Think Gran Canaria’s a Spanish island? Well, you’d be both right and wrong. For whilst it’s indisputably politically Spanish, geographically it’s African. A recent academic study on prehistoric barley only serves to highlight the powerful connection between the island and its mother Africa.
We’re often to be found curled up at night (or indeed at any other time) with a copy of something interesting. And one of the Journal of Archaelogical Science‘s latest studies made for fascinating reading. Namely, of-Berbers-and-barley’s Farmer fidelity in the Canary Islands revealed by ancient DNA from prehistoric seeds.
1. Gran Canaria: of Berbers and barley
Enrol your child in a Gran Canaria school and their classmates are as likely to include an Aythami and an Ayoze as an Alejandro and an Andres; a Cathaysa and a Chaxiraxi as a Cecilia and Cristina. Why? Well, this is a Spanish island which embraces its Berber past.
Nobody knows for sure exactly how and when the canarii, the Amazigh-descending tribes, arrived on Gran Canaria. But everybody’s aware of when their relatively untroubled stay on the island started to come to an end. During the Castilian conquest of GC from 1478 to 1483.

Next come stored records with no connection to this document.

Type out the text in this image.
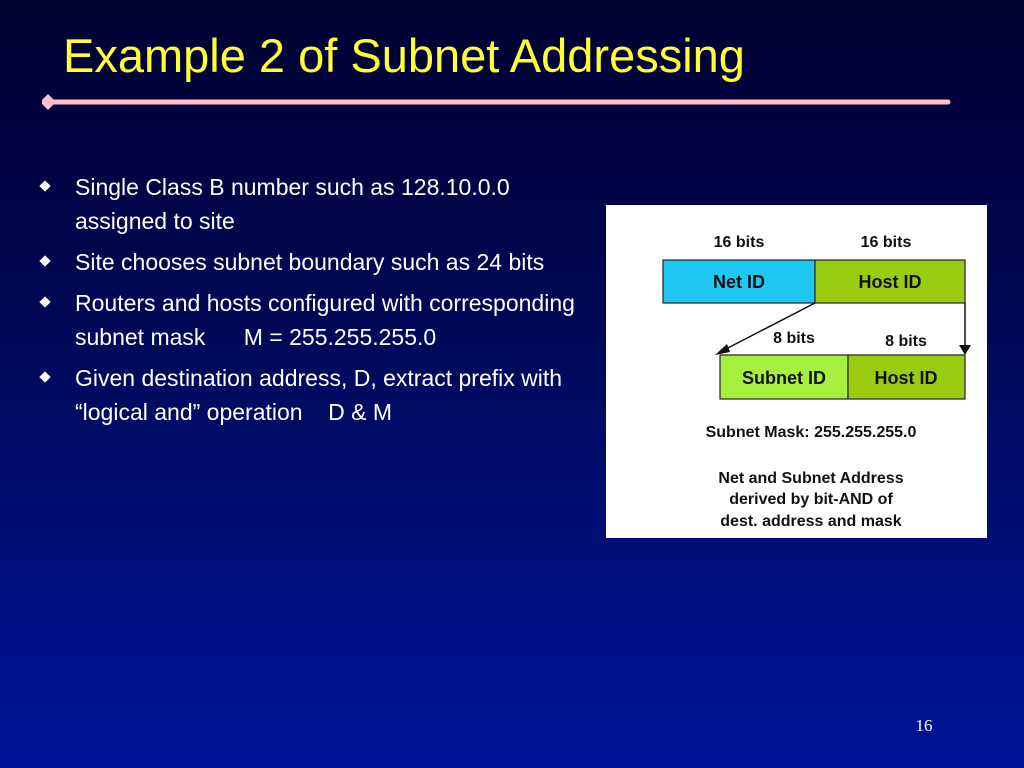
Example 2 of Subnet Addressing
Single Class B number such as 128.10.0.0 assigned to site
Site chooses subnet boundary such as 24 bits
Routers and hosts configured with corresponding subnet mask      M = 255.255.255.0
Given destination address, D, extract prefix with “logical and” operation    D & M
16 bits	16 bits
Net ID	Host ID
8 bits	8 bits
Subnet ID	Host ID
Subnet Mask: 255.255.255.0
Net and Subnet Address
derived by bit-AND of
dest. address and mask
16
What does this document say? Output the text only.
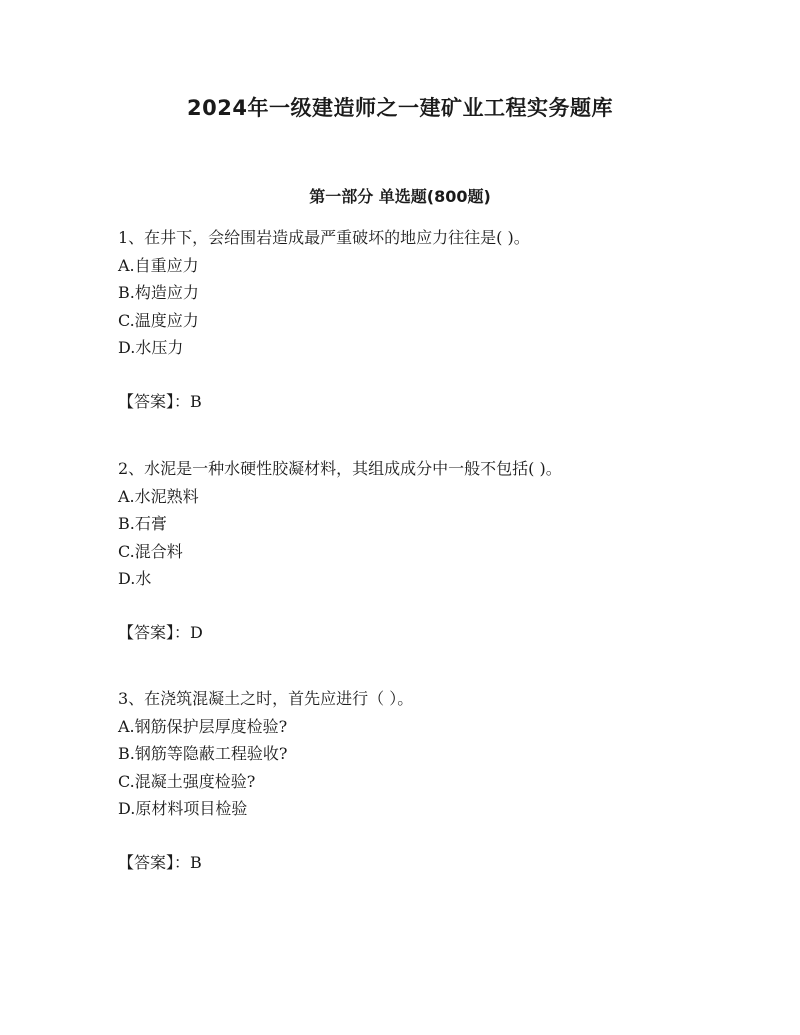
2024年一级建造师之一建矿业工程实务题库
第一部分 单选题(800题)

1、在井下，会给围岩造成最严重破坏的地应力往往是( )。

A.自重应力

B.构造应力

C.温度应力

D.水压力

【答案】：B

2、水泥是一种水硬性胶凝材料，其组成成分中一般不包括( )。

A.水泥熟料

B.石膏

C.混合料

D.水

【答案】：D

3、在浇筑混凝土之时，首先应进行（ ）。

A.钢筋保护层厚度检验?

B.钢筋等隐蔽工程验收?

C.混凝土强度检验?

D.原材料项目检验

【答案】：B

One of the staple ingredients of the canarii diet though remains an essential in your average Gran Canaria larder. We’re talking gofio. The canarii used to toast barley and wheat in clay jars before grinding the cereal in hand mills fashioned out of porous basalt stones to produce a sort of flour. This is still used to add substance to soups and stews, as well as to give body to milk drunk by children in the morning and evening.
A popular savoury dish on the island is gofio escaldado. Here the cereal is scalded with boiling hot (ordinarily fish) stock and you scoop the resulting mess into your mouth using a slice of red onion. Those with a sweet tooth will prefer helado/mus de gofio (gofio ice cream/mousse).
Gofio production became larger in scale following the Spanish invasion, with water replacing hand as a means to mill. There are commercial molinos dotted throughout the island, along with more traditional ones such as the 16th-century Molino del Conde in northern GC’s Firgas. Ask Alejandra from the tourist information office next door to demonstrate the process of reducing grains to flour, said to be the secret behind the Canarians being arguably Spain’s strongest people.
2. Farmer Fidelity in the Canary Islands: the findings
Farmer fidelity in the Canary Islands revealed by ancient DNA from prehistoric seeds was a joint project involving academics from Spain’s University of Las Palmas de Gran Canaria and boffins from Linköping University in Sweden. They analyzed the DNA of ancient barley seeds found in cave granaries such as Guía‘s Cenobio de Valeron which historians once fantasized was a convent for the high priestesses of the canarii, the harimaguada. Concluding that seeds found were around 1,000 years old and a north African variety identical to that cultivated today.
Gran Canaria Local talked to one of the leading Canarian researchers, Jacob Morales-Mateos. He revealed to us that the canarii farmed the land more than the other Amazigh-descending tribes on the rest of the Canary Islands, “constructing the archipelago’s only fortified granaries”. This helped preserve the seeds and aid his team “to decipher the origin of their crops, and with it, the very origin of the aboriginal Canarians.”